By the mid-1980s Hariri saw that the future of power in his country lay with Damascus and began courting President Hafaz al-Assad's government, spending the last war years mediating between the Syrians and the Lebanese warlords which culminated in his key role - brokering the Taif Accords in 1989 which ended the civil war.
He began work on the project that would fix his grasp on Lebanese politics for much of the next 15 years, the rebuilding of Beirut. But last year the post-war city dominated by Hariri was characterized by Charles Adwan, executive director of the Lebanese Transparency Association, as 'a textbook case of legitimised corruption' as wartime organisations were incorporated into new public institutions while former militia members integrated into the administration.
Hariri's private and public functions became dangerously tangled. The new Prime Minster was not only the biggest shareholder in Solidere, the company set up to rebuild Lebanon's wrecked capital, but also the moving force behind a law that allowed properties to be compulsorily purchased at knockdown prices. Judges valuing the properties were allegedly bought through widespread bribes paid by Solidere.
While the shiny new Beirut looked good, by the late 1990s Hariri's political leadership was under attack. High unemployment, public disgust at the corruption and the biggest per capita debt in the developing world all took away the shine. Beneath the gloss, Mr Lebanon's economic problems and his enemies were multiplying.
None of which matters in a febrile Lebanon after Hariri's murder. Regardless of whoever ordered the killing, ordinary Lebanese believe it was Syria.
George Haddad, an official with a banned opposition group, the Free Patriotic Movement, says the killing has unified a previously fractious opposition to Syria's dominance in Lebanon's affairs. He argues that this dominance has always been protected through violence and that Syrian intelligence services would fail to see the downside to killing such a popular figure.
Haddad says the killing has allowed the opposition parties - Christian, Druze and Sunni -to set aside their differences and plan 'to surround the government in Beirut with people until the current government resigns and the Syrians end their role in Lebanese affairs'.
Without donning a tinfoil hate, there are still others suggesting a more nefarious twist to the whole issue, link
I can't think of another example of a case where the party so generally accused of the crime was more harmed by the results of the crime.
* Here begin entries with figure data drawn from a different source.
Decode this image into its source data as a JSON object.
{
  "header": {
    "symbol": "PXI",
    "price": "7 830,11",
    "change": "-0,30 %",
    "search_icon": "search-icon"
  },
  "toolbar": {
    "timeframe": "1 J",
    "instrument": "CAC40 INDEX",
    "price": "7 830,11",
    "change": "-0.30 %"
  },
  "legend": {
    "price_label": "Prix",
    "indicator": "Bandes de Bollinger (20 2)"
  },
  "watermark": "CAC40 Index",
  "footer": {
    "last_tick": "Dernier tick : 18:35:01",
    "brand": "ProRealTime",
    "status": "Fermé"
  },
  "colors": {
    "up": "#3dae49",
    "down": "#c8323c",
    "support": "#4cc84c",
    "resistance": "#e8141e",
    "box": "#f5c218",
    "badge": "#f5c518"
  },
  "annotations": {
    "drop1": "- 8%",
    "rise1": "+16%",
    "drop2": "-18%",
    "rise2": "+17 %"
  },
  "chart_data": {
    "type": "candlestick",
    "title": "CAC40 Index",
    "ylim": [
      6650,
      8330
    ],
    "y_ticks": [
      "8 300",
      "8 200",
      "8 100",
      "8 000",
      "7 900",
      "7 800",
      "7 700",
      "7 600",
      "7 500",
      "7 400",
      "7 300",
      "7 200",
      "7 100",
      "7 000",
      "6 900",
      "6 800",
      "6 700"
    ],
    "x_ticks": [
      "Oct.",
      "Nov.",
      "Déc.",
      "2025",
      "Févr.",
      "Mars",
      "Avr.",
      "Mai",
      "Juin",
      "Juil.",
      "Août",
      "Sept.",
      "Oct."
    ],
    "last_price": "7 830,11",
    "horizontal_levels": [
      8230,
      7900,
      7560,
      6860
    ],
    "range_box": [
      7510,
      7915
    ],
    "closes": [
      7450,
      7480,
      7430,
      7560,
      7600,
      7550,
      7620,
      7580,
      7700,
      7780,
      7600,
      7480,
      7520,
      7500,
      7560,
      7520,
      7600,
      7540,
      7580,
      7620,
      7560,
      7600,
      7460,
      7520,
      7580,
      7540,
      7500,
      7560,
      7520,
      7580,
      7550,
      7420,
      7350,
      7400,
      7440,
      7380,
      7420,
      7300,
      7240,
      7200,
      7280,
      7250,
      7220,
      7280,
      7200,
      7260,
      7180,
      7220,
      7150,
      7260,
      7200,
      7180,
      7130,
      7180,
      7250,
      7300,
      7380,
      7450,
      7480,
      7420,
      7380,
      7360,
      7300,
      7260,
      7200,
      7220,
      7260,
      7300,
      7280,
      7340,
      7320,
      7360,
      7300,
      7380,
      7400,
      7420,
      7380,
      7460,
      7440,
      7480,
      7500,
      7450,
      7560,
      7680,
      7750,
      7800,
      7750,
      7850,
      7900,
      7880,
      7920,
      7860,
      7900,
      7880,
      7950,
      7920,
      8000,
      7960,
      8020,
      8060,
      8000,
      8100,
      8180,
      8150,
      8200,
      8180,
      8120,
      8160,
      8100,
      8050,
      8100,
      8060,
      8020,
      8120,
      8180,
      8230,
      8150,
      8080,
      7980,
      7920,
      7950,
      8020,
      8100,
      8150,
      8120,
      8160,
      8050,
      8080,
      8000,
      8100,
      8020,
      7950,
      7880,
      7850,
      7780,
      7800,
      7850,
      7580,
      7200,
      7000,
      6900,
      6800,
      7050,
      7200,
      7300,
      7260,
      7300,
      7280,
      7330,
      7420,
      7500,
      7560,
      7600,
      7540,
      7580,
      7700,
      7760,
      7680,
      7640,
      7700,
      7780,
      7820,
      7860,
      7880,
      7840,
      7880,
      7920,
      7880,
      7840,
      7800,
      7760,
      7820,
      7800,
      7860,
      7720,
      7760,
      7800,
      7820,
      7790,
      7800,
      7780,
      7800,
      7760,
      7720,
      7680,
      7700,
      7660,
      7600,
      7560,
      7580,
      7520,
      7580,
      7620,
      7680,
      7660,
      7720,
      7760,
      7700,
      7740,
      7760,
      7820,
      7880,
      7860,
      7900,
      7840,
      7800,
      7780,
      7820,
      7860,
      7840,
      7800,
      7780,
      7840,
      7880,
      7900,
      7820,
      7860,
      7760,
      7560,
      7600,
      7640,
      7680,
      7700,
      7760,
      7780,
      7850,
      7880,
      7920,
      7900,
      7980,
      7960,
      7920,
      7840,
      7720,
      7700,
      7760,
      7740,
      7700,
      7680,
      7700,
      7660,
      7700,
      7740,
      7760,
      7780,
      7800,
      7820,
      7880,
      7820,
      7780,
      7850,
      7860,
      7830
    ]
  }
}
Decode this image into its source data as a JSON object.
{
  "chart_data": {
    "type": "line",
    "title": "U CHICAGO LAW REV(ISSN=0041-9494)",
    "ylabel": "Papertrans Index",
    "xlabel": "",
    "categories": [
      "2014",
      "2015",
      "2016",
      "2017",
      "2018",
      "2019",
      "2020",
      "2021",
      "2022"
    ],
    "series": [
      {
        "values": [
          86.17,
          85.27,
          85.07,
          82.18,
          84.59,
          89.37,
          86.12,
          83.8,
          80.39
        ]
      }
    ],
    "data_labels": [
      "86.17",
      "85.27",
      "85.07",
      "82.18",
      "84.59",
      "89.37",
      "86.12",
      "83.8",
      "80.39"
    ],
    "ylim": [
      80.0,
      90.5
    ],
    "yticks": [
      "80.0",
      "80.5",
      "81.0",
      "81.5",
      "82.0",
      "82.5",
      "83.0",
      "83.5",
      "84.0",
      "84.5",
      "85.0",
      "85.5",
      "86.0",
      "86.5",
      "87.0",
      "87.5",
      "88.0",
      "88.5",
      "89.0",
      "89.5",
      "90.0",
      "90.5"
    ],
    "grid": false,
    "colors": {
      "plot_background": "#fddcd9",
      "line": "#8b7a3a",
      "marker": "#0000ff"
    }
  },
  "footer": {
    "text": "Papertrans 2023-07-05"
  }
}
Are we supposed to believe that the Syrians are insane and/or stupid? Do they want to invite an American-Israeli attack? Do they want to provide the biggest excuse possible to force them to leave Lebanon? As Mike Whitney puts it:
"The likelihood that Syria was involved in the assassination is zilch. One can hardly imagine a greater disaster for poor Syria who has been scrambling to avoid the American bludgeon for the last four years. Few people realize that Syria provided more assistance in the first year of the war on terror after 9-11 than any other nation."
The question then becomes, is this all the ground work being laid for a Syrian attack. Was his assassination merely serendipitous or part of a calculated coordinated plot with a third party? Syria is clearly the weaker of the two targets and maybe the first in the line of fire, meanwhile Iran can be "softened" by continued covert ops and bombing (when the administration deems this necessary).